The frontal osteoplastic flap is the benchmark procedure for the management of chronic inflammatory disease of the frontal sinus following unsuccessful endonasal or external surgery. Creating an inferiorly based, hinged osteoperiosteal flap of the anterior table provides direct access to the sinus and all its extensions for instrumentation and obliteration. Other indications are for access to septate sinuses; removal of mucoceles, encephaloceles, osteomas, and other tumors; repair of complex fractures; and correction of pneumatoceles.
A major advantage of the procedure is that by isolating and obliterating the sinus, the need for maintaining drainage and ventilation through a patent nasofrontal outflow is eliminated—a factor limiting the success of other procedures. However, any retained epithelium in the sinus has the propensity to form a secondary mucocele. The viability of the bone flap is attested to by the absence of postoperative cosmetic deformity, although a small number of patients develop areas of resorption where periosteum has been lost, or flap enlargement (embossment) by a hyperostotic reaction.

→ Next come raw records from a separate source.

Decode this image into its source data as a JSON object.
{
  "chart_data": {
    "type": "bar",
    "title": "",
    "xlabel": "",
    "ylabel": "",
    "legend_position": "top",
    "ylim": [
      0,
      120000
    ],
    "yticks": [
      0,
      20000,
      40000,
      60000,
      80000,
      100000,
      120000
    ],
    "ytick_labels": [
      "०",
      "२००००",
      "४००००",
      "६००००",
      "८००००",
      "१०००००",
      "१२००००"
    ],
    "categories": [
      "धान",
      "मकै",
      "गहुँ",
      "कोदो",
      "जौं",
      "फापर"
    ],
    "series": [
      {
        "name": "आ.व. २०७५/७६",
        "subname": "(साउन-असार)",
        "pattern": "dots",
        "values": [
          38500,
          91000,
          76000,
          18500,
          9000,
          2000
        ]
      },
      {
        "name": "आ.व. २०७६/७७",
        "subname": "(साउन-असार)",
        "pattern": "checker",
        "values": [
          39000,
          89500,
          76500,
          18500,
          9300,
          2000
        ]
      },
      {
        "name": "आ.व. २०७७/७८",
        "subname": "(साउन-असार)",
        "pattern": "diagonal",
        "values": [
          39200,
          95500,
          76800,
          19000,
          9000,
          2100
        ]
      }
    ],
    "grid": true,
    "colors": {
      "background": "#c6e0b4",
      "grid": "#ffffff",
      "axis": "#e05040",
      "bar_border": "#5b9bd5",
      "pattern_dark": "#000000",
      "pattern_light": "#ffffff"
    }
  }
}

- A coronal or direct brow (gullwing) approach may be used depending on the position of the frontal hairline. The coronal approach is preferable and should be used whenever possible not only for purposes of scar camouflage but because it permits preservation of the supraorbital and supratrochlear nerves. Transecting these nerves not only causes numbness and paresthesia of the forehead but in some patients results in a chronic local pain syndrome minimizing recurrent disease.